Bokuto Ni Yoru Kendo Kihon-Waza Keiko-Ho (木刀による剣道基本技稽古法) – Tips to Help Memorize Their Order and Resources

I wrote this article as an aid for me to learn the “Practice Methods of Basic Kendo Techniques with a bokuto (wooden sword)” developed by the All Japan Kendo Federation (AJKF).  It may be useful for others as well.  Our dojo recently started learning and practicing this keiko-ho (Practice Method) consisting of nine forms – prompted by new guidelines published in April 2019 by the All United States Kendo Federation (AUSKF) [AUSKF_Bokuto].  Starting in 2020, 3rd kyu candidates will be required to perform Keiko-ho 1 to 4 and 2nd kyu candidates, the complete set from 1 to 9.

Here’s some tips to aid in memorizing their order and some resources in terms of Videos, Books and Articles.

Tips to Help Memorize Their Order

Part of the challenge for me is in memorizing the sequence of the Keiko-ho.  Here’s some insights that may help:

  • As explained in [Quinlan_KataBokutoWaza, p. 49] [TriangleKendo_Bokuto], the first four are classified as Shikake-waza (techniques to initiate an attack) and the last five as Oji-waza (techniques to counter an attack) .
    • The four Shikake-waza consist of:  Single-strikes (men, kote, do, tsuki), multiple-strikes (kote-men), sweeping the opponent’s (motodachi‘s) sword aside before striking (harai-men) and striking while stepping away from the opponent (hiki-men).
      • This seems to be in order of increasing difficulty for and a natural order of teaching them to a beginner.
    • The five Oji-waza consist of: a nuki-waza dodging-technqiue (men nuki-do), a suriage-waza parrying (kote suriage-men), a debana-waza* (debana kote), a kaeshi-waza receiving and countering (men kaeshi-do) and, finally, an uchi-otoshi-waza striking-down technique (do uchi-otoshi-men).
      • For the Oji-waza, I’d roughly categorize the first three as techniques with little to no blocking and the last two with full blocking.
      • For the first three Oji-waza, the techniques seem to be increasingly more pre-emptive in nature where the kakarite‘s** strike is closer to the launching point of the motodachi‘s attack***:
        • The first where the motodachi is closer to the tail end of striking men (one of the furthest targets for the motodachi) before getting struck.
        • The second where the motodachi is closer to the tail end of striking kote (the closest target for the motodachi) before getting struck.
        • And the third where the motodachi is closer to the launching point of striking a men and has hardly moved before getting struck.

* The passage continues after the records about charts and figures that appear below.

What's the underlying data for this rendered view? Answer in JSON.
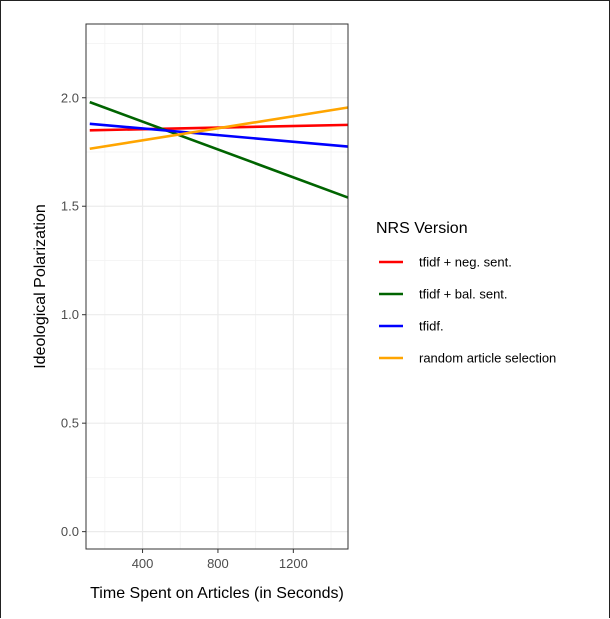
{
  "chart_data": {
    "type": "line",
    "xlabel": "Time Spent on Articles (in Seconds)",
    "ylabel": "Ideological Polarization",
    "xlim": [
      100,
      1490
    ],
    "ylim": [
      -0.08,
      2.34
    ],
    "x_ticks": [
      400,
      800,
      1200
    ],
    "x_tick_labels": [
      "400",
      "800",
      "1200"
    ],
    "y_ticks": [
      0.0,
      0.5,
      1.0,
      1.5,
      2.0
    ],
    "y_tick_labels": [
      "0.0",
      "0.5",
      "1.0",
      "1.5",
      "2.0"
    ],
    "grid": true,
    "legend": {
      "title": "NRS Version",
      "position": "right"
    },
    "series": [
      {
        "name": "tfidf + neg. sent.",
        "color": "#ff0000",
        "x": [
          120,
          1490
        ],
        "y": [
          1.85,
          1.875
        ]
      },
      {
        "name": "tfidf + bal. sent.",
        "color": "#006400",
        "x": [
          120,
          1490
        ],
        "y": [
          1.98,
          1.54
        ]
      },
      {
        "name": "tfidf.",
        "color": "#0000ff",
        "x": [
          120,
          1490
        ],
        "y": [
          1.88,
          1.775
        ]
      },
      {
        "name": "random article selection",
        "color": "#ffa500",
        "x": [
          120,
          1490
        ],
        "y": [
          1.765,
          1.955
        ]
      }
    ]
  }
}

* Debana-waza is a technique of striking the opponent just as he or she is about to attack.  One potential point of contention should be noted.  Debana-waza is classified as a Shikake-waza according to [SCKF_Debana] and [Kendo-Guide_Techniques] (which cites the “Kendo-Physical Education Textbook” by AJKF).

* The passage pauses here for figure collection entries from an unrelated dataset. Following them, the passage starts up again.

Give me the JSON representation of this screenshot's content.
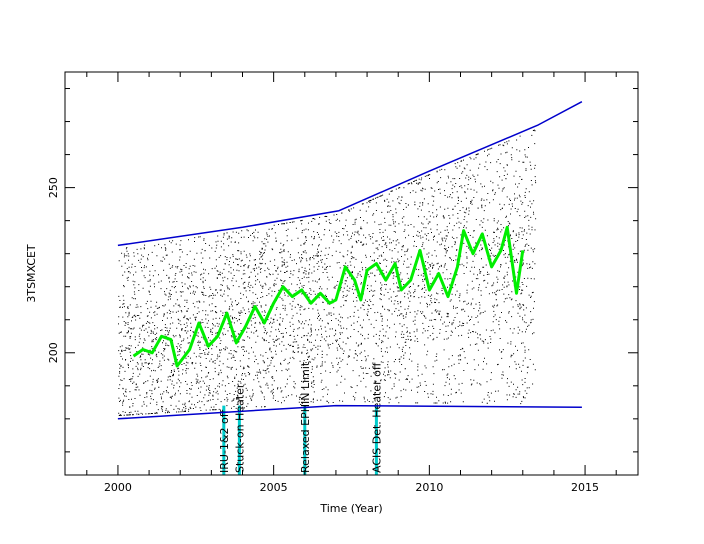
{
  "chart_data": {
    "type": "scatter",
    "title": "",
    "xlabel": "Time (Year)",
    "ylabel": "3TSMXCET",
    "xlim": [
      1998.3,
      2016.7
    ],
    "ylim": [
      163,
      285
    ],
    "x_ticks": [
      2000,
      2005,
      2010,
      2015
    ],
    "y_ticks": [
      200,
      250
    ],
    "grid": false,
    "scatter_color": "#000000",
    "series": [
      {
        "role": "upper-envelope",
        "color": "#0000cc",
        "x": [
          2000.0,
          2004.0,
          2007.1,
          2010.0,
          2013.5,
          2014.9
        ],
        "y": [
          232.5,
          238.0,
          243.0,
          255.0,
          269.0,
          276.0
        ]
      },
      {
        "role": "lower-envelope",
        "color": "#0000cc",
        "x": [
          2000.0,
          2007.0,
          2014.9
        ],
        "y": [
          180.0,
          184.0,
          183.5
        ]
      },
      {
        "role": "smoothed-mean",
        "color": "#00ee00",
        "x": [
          2000.5,
          2000.8,
          2001.1,
          2001.4,
          2001.7,
          2001.9,
          2002.3,
          2002.6,
          2002.9,
          2003.2,
          2003.5,
          2003.8,
          2004.1,
          2004.4,
          2004.7,
          2005.0,
          2005.3,
          2005.6,
          2005.9,
          2006.2,
          2006.5,
          2006.8,
          2007.0,
          2007.3,
          2007.6,
          2007.8,
          2008.0,
          2008.3,
          2008.6,
          2008.9,
          2009.1,
          2009.4,
          2009.7,
          2010.0,
          2010.3,
          2010.6,
          2010.9,
          2011.1,
          2011.4,
          2011.7,
          2012.0,
          2012.3,
          2012.5,
          2012.8,
          2013.0
        ],
        "y": [
          199,
          201,
          200,
          205,
          204,
          196,
          201,
          209,
          202,
          205,
          212,
          203,
          208,
          214,
          209,
          215,
          220,
          217,
          219,
          215,
          218,
          215,
          216,
          226,
          222,
          216,
          225,
          227,
          222,
          227,
          219,
          222,
          231,
          219,
          224,
          217,
          226,
          237,
          230,
          236,
          226,
          231,
          238,
          218,
          231
        ]
      }
    ],
    "events": [
      {
        "x": 2003.4,
        "label": "IRU-1&2 off",
        "color": "#00cccc"
      },
      {
        "x": 2003.9,
        "label": "Stuck-on Heater",
        "color": "#00cccc"
      },
      {
        "x": 2006.0,
        "label": "Relaxed EPHIN Limit",
        "color": "#00cccc"
      },
      {
        "x": 2008.3,
        "label": "ACIS Det. Heater off",
        "color": "#00cccc"
      }
    ]
  }
}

** kakarite (掛手) refers to the person demonstrating the various Shikake and Oji waza (techniques).

*** And indicative of the ability to take more quickly the sen (先), i.e. the initiative [Noma, Sec. 24 “Sen (the initiative”), p. 53] and “to anticipate what your opponent will do”  [Kendo-Guide_Sen].


There are many resources available on-line.  Here’s some samples that I have found helpful.


[AUSKF_Bokuto] “Bokuto ni yoru kihon keiko ho requirements,” AUSKF, April 15, 2019.

[Kendo-Guide_Techniques] Mashiro Imafuji, “Kendo Techniques Guide,”

[Kendo-Guide_Sen] “Kendo Terminology: Sen ‘Sen no sen’ ‘Sen sen no sen’ ‘Go no sen’,”

[Noma] Noma Hisashi (1910-1939), The Kendo Reader (PDF, 55 pages).

[Quinlan_KataBokutoWaza] Stephen D. Quilan, Nihon Kendo no Kata & Kihon Bokuto Waza, 4th ed., Kingston Kendo Club, May 19, 2014.

[SCKF_Debana] SCKF, “Advanced Concepts – Waza”

[TriangleKendo_Bokuto] “Bokuto Ni Yoru Kendo Kihon Waza Keiko Ho, Basic Kendo Practice Methods Using a Bokuto,”, (PDF, 10 pages).